Research has also indicated that the omicron variant may generally produce milder disease than delta or earlier variants. However, there is less data available on omicron's severity with specific regard to seniors.

The Pines at Placerville has already reported 18 resident deaths from COVID-19 in prior outbreaks, according to the CDPH data dashboard. Westview Healthcare Center has reported 14.

Booster, testing requirements for nursing home visits

CDPH in a health order announced Dec. 31 and that went into effect last Friday has required visitors to be fully vaccinated and, if eligible, boosted in order to conduct most indoor visits at skilled nursing homes.

The order also required guests, regardless of vaccination status, to produce proof of a recent negative test in order to visit.

"Given the greater transmissibility of the omicron variant, the risk of outbreaks in long-term care settings is of particular concern given the medical vulnerability of residents in such settings," CDPH director and state public health officer Dr.
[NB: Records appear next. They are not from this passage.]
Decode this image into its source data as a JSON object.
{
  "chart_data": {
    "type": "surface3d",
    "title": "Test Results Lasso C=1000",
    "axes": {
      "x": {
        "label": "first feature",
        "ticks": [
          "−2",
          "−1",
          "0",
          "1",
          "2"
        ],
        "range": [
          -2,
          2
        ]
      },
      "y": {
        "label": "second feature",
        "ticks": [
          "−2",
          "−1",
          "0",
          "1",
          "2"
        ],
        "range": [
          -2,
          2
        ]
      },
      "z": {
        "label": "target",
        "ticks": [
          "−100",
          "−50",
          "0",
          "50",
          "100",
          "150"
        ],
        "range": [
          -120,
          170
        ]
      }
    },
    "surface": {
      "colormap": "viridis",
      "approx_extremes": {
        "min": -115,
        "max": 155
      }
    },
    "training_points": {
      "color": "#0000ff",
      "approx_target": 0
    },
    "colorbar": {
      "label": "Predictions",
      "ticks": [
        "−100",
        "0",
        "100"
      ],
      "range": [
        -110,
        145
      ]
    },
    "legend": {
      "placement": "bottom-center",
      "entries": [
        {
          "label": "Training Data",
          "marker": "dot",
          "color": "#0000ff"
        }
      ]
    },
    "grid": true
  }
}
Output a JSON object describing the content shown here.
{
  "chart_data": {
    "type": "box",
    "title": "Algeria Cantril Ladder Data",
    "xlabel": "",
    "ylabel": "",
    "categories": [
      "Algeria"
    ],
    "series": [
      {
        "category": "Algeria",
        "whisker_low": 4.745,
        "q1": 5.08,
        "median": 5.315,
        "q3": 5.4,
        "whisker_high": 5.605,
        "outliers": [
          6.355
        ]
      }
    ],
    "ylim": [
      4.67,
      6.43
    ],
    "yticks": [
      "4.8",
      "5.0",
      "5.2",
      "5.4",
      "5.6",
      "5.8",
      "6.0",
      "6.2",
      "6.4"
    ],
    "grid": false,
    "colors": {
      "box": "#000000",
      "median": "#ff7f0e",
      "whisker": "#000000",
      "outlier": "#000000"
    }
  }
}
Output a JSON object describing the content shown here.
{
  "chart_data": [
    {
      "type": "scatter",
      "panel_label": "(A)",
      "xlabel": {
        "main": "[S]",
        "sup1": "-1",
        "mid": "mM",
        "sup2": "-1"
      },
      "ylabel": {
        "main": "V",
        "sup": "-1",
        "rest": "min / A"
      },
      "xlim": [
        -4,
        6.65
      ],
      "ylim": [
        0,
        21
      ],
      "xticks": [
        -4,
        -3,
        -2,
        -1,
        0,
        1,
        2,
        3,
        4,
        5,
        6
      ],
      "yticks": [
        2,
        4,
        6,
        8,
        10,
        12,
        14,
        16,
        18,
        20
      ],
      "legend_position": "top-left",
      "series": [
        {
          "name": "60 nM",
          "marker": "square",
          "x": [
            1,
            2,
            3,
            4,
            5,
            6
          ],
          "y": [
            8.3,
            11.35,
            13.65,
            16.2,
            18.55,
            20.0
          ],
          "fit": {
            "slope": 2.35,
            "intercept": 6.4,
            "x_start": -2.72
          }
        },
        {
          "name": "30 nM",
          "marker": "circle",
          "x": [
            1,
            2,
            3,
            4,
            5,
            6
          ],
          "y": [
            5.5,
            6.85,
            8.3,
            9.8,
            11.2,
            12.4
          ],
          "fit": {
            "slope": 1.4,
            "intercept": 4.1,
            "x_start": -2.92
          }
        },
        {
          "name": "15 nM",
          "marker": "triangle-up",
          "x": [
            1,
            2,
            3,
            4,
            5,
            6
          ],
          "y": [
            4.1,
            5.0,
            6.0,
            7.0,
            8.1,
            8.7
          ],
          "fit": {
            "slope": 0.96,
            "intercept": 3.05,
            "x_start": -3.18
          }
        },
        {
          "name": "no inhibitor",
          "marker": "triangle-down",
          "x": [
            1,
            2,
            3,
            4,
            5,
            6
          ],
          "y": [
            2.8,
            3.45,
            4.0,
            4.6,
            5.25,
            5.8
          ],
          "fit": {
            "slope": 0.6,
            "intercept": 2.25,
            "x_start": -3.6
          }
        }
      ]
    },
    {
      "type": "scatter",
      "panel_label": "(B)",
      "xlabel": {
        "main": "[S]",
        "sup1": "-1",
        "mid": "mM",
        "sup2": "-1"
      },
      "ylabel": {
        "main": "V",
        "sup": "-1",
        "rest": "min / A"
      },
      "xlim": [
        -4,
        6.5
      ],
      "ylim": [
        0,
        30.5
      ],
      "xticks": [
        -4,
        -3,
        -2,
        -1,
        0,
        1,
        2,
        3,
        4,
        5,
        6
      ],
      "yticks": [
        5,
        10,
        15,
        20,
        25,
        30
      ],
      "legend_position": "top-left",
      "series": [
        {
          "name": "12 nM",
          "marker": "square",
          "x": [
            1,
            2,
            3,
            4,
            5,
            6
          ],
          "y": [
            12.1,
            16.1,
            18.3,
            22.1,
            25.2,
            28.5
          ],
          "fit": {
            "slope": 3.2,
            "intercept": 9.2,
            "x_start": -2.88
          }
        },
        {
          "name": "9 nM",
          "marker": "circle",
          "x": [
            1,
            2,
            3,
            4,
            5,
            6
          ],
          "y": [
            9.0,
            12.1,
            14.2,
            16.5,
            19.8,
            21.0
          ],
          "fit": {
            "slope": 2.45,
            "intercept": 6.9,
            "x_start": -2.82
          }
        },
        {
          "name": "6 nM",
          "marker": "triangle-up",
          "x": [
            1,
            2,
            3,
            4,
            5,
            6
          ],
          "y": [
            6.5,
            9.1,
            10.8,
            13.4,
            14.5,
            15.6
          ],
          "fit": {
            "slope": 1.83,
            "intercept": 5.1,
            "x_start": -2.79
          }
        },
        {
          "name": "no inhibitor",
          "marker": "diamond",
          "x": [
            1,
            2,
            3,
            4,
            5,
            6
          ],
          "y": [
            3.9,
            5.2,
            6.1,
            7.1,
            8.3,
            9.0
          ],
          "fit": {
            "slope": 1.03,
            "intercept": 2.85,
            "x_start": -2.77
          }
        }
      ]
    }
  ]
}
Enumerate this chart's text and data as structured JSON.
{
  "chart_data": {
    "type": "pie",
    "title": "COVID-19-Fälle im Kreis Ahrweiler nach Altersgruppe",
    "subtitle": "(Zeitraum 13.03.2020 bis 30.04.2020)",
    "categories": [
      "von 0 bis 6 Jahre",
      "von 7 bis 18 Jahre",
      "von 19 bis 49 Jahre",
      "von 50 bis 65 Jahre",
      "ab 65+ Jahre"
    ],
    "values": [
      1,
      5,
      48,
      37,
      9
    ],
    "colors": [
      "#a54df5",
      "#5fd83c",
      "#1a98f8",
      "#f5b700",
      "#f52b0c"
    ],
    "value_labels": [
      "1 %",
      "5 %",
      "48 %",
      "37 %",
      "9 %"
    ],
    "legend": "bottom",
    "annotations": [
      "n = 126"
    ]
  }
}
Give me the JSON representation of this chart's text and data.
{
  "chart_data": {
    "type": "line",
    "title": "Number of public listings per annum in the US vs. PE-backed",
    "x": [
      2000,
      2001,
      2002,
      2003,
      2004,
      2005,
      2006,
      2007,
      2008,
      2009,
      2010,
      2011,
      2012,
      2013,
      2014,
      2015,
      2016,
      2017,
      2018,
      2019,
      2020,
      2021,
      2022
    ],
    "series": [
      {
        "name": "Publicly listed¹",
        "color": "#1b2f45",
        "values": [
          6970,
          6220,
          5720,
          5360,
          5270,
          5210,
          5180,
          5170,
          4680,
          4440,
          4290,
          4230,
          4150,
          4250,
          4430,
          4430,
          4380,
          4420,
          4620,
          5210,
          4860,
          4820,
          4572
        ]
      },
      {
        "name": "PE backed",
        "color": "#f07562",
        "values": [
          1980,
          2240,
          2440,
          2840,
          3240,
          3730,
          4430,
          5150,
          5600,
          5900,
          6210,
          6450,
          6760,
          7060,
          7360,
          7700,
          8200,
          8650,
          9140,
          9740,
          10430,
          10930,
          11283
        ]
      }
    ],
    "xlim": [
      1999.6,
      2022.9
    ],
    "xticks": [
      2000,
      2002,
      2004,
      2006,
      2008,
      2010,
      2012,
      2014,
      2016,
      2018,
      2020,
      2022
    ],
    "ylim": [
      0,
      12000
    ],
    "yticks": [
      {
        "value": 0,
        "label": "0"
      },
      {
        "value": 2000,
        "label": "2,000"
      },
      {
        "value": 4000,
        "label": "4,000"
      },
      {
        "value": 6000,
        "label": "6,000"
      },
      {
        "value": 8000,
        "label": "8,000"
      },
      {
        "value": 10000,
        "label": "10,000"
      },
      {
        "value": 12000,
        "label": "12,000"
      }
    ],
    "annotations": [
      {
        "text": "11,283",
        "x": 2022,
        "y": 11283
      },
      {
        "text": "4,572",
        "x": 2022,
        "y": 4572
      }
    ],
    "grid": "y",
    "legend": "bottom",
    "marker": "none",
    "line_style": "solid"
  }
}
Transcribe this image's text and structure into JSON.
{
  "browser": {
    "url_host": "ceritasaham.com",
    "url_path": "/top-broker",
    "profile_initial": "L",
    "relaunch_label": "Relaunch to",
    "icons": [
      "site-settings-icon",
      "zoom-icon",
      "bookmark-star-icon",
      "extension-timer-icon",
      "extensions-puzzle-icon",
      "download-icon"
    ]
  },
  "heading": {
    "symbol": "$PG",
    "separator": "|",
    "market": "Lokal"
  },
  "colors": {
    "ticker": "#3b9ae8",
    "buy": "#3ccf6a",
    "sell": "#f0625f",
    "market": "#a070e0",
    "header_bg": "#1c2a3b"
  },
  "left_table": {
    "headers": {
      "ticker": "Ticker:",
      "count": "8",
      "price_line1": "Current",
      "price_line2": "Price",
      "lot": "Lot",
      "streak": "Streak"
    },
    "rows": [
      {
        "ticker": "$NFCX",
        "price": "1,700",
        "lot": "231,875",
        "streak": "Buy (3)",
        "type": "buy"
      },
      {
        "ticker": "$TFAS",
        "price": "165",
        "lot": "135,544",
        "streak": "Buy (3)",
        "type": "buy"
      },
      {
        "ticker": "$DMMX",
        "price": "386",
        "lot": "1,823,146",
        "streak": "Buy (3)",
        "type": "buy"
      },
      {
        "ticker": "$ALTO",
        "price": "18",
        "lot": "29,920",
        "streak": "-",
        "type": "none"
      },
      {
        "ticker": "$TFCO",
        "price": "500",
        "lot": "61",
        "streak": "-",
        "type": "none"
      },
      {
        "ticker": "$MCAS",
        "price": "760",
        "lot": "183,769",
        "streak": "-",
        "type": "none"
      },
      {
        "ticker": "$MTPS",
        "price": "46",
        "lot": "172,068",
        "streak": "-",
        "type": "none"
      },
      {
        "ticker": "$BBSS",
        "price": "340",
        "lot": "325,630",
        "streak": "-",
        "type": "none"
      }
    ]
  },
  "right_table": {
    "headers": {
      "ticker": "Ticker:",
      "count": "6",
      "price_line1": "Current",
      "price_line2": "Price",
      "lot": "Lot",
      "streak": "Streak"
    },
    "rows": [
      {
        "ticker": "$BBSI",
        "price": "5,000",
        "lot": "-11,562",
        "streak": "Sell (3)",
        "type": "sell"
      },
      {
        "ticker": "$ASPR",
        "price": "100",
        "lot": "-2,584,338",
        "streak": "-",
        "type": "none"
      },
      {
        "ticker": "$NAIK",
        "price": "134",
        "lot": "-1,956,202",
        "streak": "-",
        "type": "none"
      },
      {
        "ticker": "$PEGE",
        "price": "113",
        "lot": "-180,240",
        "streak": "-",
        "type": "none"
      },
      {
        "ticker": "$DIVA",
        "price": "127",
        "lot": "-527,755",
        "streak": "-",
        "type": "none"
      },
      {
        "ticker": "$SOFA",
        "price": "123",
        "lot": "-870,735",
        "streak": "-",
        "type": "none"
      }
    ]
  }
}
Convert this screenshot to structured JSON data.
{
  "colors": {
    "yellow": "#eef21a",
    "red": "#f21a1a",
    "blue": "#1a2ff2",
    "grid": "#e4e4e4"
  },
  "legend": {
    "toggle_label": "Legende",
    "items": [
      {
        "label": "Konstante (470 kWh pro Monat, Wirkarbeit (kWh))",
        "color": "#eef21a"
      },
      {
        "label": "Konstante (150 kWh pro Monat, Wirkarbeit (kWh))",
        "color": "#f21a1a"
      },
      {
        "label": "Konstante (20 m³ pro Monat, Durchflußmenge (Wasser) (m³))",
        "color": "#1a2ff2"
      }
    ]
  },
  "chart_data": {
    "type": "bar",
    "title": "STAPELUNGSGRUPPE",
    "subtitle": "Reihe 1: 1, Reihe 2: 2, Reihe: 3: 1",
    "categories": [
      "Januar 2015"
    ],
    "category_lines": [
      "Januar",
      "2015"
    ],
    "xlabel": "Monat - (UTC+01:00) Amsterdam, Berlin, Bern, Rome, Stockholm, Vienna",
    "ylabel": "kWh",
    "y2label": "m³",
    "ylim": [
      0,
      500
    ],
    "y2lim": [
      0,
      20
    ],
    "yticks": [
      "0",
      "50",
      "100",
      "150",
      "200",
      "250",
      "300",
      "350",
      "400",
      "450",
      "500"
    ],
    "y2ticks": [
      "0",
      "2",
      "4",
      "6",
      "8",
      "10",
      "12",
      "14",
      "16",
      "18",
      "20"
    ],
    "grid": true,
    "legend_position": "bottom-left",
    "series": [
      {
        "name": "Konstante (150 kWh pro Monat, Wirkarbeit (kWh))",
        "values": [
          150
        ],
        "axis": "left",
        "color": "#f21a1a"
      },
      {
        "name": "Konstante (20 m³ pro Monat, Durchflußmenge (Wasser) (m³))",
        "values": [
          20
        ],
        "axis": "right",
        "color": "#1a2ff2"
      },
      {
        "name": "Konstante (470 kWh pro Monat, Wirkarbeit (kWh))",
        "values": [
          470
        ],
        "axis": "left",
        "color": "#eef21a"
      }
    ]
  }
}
Tomás J. Aragón wrote in a Dec. 31 statement, amending an earlier health order on nursing facility visits.

"Furthermore, based on the experience from prior COVID-19 surge periods during which high morbidity and mortality was experienced by residents and staff within such long-term care settings, the impact of such facility outbreaks may be devastating."

The visitation order will remain in place through at least Feb. 7.